The purpose of my trip was two-fold: to see my Indian friends, and to take stock of the orphanage which opened this year in my host family’s home, an orphanage which currently has 14 little girls aged 4 to 7.
What first struck me is the quality of life in the orphanage. The little girls are lively and happy, and are blossoming in an extremely affectionate environment. When they first arrived, they never smiled, and hardly spoke. A few of them were in such deplorable health they probably wouldn’t have survived had they not been admitted to the orphanage. It warmed my heart to see them so happy, and so open to affection from others. The regimen of studies, games, sports, and proper hygiene, along with lots of attention and affection, is a far cry from the life they left behind. Of course, things are not perfect, but when finances are on a more sure footing, there will be improvements, such as in the children’s nutrition.
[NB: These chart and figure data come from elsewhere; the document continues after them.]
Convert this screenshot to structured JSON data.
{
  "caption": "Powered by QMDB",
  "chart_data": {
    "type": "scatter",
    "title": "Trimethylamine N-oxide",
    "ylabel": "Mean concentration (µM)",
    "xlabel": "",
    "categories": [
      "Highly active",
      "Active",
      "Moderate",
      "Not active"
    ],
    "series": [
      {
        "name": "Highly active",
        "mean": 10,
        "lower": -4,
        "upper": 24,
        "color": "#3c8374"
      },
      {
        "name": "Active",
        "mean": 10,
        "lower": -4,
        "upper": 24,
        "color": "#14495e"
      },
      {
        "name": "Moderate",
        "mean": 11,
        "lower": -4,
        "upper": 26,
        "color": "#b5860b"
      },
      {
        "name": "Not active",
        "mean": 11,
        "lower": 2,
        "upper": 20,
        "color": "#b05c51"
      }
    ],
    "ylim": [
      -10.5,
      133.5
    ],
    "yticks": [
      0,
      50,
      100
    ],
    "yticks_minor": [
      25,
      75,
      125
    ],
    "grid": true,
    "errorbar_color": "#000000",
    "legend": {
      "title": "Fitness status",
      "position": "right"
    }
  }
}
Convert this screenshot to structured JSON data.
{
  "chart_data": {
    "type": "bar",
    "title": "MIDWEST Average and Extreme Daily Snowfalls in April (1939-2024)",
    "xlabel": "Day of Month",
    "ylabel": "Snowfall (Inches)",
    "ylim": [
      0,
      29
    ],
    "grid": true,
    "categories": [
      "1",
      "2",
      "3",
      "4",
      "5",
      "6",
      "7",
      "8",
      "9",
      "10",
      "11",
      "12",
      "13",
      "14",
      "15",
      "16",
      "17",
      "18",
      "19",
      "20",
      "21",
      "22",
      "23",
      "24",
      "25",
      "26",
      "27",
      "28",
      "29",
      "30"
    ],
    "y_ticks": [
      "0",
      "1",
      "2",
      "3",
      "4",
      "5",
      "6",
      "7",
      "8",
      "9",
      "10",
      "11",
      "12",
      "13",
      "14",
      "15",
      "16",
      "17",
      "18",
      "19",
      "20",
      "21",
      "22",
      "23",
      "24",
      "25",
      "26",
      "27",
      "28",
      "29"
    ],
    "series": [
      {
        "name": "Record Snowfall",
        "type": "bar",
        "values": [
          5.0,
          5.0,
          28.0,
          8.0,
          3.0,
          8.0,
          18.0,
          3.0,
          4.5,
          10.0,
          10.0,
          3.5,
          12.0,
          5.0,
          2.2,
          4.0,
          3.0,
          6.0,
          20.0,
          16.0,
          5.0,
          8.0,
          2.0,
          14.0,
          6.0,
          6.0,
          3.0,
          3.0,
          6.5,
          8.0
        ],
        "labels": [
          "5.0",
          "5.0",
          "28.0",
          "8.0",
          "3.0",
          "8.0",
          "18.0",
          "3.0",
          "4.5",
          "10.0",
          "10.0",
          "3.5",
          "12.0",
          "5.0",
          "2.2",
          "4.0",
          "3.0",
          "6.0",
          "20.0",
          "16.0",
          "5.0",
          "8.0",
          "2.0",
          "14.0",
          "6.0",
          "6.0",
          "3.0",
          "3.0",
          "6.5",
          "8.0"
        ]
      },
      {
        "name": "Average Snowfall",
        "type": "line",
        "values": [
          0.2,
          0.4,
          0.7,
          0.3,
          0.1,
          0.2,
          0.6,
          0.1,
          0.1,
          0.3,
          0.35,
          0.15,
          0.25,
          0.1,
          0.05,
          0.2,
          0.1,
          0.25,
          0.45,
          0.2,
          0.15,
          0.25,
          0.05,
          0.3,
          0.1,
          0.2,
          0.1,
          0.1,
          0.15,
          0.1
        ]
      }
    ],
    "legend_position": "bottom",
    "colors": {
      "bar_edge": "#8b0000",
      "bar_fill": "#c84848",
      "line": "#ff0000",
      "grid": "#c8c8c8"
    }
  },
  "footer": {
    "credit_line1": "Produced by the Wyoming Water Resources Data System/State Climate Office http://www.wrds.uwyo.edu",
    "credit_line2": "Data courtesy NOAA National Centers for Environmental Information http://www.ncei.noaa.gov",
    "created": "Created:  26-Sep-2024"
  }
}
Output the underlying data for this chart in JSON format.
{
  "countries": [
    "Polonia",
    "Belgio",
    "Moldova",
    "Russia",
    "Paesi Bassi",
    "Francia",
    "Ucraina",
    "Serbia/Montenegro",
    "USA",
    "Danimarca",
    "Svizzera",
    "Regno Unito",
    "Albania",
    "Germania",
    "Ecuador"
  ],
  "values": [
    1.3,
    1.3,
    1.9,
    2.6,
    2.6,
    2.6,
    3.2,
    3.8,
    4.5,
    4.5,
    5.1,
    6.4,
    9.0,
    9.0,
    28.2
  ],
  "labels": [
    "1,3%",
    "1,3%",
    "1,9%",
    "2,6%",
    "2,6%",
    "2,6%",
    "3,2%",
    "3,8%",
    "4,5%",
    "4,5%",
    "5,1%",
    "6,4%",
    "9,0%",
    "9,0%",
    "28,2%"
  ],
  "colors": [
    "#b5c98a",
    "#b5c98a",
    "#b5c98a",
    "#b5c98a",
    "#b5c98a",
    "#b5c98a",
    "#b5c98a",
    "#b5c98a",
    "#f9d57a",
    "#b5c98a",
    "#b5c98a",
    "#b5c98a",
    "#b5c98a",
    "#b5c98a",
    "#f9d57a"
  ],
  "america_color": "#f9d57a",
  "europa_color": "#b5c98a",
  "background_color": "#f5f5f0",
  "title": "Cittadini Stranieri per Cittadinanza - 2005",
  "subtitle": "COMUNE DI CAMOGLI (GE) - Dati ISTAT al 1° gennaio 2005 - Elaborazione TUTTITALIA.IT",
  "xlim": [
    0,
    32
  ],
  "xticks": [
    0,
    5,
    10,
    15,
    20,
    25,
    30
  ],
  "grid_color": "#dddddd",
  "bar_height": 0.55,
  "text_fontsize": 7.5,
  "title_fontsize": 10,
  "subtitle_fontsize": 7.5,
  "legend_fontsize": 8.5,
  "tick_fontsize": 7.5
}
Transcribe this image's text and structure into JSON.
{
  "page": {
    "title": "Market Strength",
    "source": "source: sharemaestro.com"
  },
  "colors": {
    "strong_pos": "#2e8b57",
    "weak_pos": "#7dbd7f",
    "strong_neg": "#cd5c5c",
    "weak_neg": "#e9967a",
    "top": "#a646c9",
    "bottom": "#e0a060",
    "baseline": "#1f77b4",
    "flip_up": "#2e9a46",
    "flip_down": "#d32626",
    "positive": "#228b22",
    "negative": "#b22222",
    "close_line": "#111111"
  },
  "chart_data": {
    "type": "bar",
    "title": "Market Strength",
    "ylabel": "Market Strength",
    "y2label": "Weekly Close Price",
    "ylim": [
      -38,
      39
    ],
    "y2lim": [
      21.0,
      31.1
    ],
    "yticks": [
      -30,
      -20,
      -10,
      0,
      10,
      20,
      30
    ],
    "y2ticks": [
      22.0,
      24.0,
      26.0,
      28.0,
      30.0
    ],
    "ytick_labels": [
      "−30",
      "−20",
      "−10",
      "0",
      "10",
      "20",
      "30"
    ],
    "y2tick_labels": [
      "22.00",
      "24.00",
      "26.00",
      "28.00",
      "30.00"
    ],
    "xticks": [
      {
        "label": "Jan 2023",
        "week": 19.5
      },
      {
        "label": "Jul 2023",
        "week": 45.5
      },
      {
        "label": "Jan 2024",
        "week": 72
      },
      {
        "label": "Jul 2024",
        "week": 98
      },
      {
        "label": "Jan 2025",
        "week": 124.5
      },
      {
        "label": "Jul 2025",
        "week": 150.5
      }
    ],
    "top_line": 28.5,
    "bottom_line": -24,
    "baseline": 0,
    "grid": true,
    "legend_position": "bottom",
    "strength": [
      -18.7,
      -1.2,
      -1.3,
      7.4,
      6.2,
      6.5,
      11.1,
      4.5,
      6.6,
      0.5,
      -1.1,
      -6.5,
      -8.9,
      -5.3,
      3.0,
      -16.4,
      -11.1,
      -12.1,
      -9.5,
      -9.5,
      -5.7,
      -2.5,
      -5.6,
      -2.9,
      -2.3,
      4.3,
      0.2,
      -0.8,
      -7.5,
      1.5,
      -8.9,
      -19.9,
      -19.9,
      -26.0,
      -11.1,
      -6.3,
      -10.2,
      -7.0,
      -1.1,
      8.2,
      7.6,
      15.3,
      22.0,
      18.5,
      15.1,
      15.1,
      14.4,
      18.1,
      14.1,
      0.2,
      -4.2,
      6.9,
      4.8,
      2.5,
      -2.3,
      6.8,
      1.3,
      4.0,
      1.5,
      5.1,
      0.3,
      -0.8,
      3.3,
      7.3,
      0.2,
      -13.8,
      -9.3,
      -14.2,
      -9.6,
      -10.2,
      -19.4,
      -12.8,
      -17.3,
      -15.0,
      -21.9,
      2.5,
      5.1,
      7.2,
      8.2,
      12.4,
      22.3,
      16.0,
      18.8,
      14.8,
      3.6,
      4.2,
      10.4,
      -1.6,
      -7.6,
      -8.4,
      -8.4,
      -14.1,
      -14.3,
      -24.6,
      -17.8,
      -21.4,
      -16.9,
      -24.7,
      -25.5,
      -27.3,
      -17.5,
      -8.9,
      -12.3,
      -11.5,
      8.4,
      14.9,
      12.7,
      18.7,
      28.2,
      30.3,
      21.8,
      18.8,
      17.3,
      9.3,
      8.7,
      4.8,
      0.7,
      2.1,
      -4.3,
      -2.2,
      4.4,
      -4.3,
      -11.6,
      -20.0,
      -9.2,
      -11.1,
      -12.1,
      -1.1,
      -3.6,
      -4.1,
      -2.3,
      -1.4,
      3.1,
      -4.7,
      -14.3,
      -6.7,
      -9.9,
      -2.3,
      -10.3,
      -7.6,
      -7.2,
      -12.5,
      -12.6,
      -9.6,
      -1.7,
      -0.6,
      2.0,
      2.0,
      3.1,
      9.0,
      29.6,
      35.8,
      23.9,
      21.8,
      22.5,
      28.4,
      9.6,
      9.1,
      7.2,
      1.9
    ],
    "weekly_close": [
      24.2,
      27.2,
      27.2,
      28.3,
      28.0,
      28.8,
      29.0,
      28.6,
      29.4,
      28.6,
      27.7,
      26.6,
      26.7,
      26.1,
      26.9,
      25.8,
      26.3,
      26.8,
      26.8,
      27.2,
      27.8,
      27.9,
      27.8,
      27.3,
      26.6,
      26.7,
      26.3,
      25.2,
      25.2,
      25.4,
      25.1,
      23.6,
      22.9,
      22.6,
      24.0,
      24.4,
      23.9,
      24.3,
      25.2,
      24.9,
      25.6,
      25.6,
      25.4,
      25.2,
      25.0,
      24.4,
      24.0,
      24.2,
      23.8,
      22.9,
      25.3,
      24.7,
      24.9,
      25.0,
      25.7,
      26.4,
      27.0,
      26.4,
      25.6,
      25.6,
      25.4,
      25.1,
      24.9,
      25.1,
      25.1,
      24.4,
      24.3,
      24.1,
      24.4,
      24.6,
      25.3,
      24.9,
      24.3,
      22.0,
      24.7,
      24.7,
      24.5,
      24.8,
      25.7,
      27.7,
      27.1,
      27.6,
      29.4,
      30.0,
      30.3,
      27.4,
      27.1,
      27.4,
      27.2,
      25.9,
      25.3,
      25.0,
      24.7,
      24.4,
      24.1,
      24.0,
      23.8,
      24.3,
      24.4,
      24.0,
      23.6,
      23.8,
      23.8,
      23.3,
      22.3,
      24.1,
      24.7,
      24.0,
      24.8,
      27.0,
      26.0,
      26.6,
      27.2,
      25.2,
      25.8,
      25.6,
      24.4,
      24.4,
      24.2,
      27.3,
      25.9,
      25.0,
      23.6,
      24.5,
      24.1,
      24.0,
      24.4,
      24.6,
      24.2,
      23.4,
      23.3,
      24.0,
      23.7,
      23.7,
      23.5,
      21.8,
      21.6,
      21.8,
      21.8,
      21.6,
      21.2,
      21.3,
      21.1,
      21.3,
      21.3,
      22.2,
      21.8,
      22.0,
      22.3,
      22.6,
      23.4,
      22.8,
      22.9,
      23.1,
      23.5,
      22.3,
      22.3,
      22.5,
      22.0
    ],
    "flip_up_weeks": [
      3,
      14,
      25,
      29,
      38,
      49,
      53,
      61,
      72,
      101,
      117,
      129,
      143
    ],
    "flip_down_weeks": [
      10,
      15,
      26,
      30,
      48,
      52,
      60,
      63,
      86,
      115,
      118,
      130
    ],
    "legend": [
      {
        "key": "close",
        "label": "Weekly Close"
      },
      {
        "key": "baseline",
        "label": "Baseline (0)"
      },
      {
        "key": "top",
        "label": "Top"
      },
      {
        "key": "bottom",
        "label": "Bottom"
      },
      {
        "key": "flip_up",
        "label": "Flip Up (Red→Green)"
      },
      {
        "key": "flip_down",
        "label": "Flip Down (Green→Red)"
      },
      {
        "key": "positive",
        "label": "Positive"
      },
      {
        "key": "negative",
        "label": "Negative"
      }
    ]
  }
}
I must say I am proud to have encouraged our donors to contribute. Siwol is the orphanage’s primary sponsor, financing one-third of its expenses.
Returning to Siruguppa was, however, not entirely happy. There is widespread poverty in the region ( one of the poorest in India), malnutrition, disease (primarily AIDS), and other serious health-related problems. I dare say this might almost be tolerable, but compounded with domestic violence and death, the situation is truly dire. A man wants to murder his wife, another one succeeds, a husband pours boiling water on his wife’s vagina etc. Many of the women I saw during my visit were desperate, and tearfully told me they were seriously thinking of committing suicide. For a few of them, life is looking up, but they are the exception not the rule. “It’s not your world, no, it is really not our world, says Olivier, my husband. Maybe, but so what ?
A big cry in the dark. And then nothing.